Say you’ve grown up all your life exposed to ordinary liberal sort-of-wishy-washy ideas about the proper subjects of political discussions and activism. The stable management of government. Legal adjudication. Administering property and privacy claims according to particular sets of rights. Arguing over which of those privacy and property rights are most important. 

All this stuff matters, but it leaves you thinking about politics in a very limited way. For one, all politics is about the relationship of people to the institutions that protect their rights and administer their claims and suits. It’s all about the role of people under their state’s regime and its laws.

Fine enough. But that actually sidelines and ignores a lot of what makes people powerful and weak. It ignores a lot of what makes people themselves. What builds their subjectivities.

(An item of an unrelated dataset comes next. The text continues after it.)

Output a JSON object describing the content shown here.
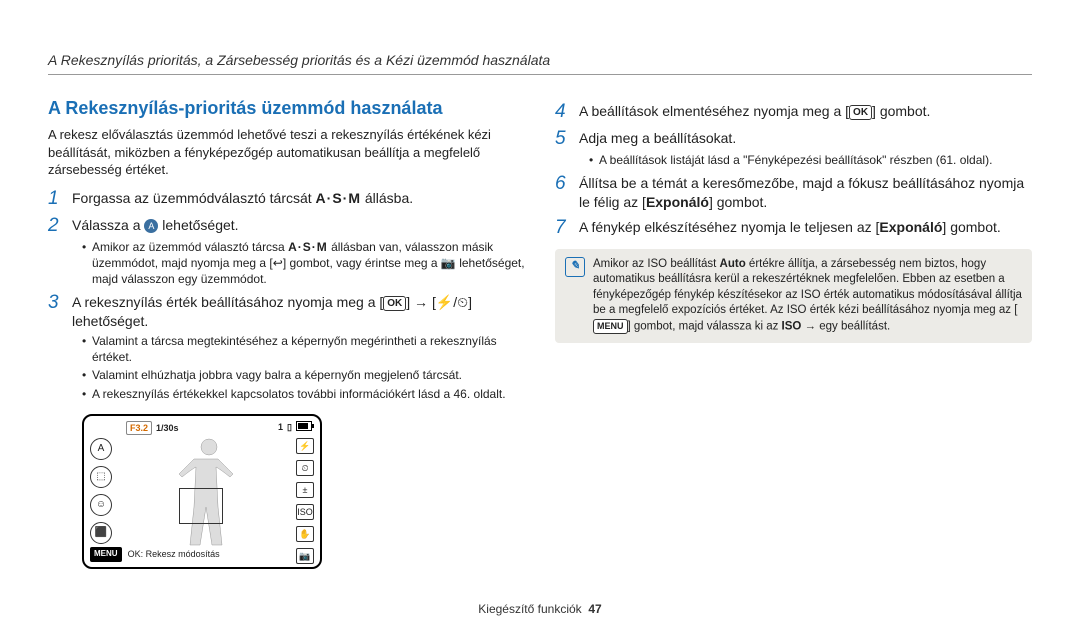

Foucault and his books could be quite dense, but he was
always fundamentally about encouraging people to live
their own lives and rebel against values that held
themselves universal for their own sake, if your own
desires led you in a different direction.
Remember what I said yesterday about fundamentalisms. Each of them has an intense focus in their practical political programs of controlling what people do with their bodies. Religious observance, ethnic purity in reproduction, production and consumption. 

But none of that is focussed on the body in itself. Controlling what people do with their bodies is more about a means to an end – purifying their souls, purifying their nation, the pure vision of homo economicus. 

The kind of utopia that Antonio Negri thinks we should build using our biopolitical ideas isn’t a literally perfect society. He doesn’t know what that would look like. Neither do I and neither do you. 

We’re talking instead about a utopia of people in charge of creating their own subjectivities. Free from any value system that would use the force of authority and its institutions to impose itself in the name of some ideal that transcends all the messiness of life.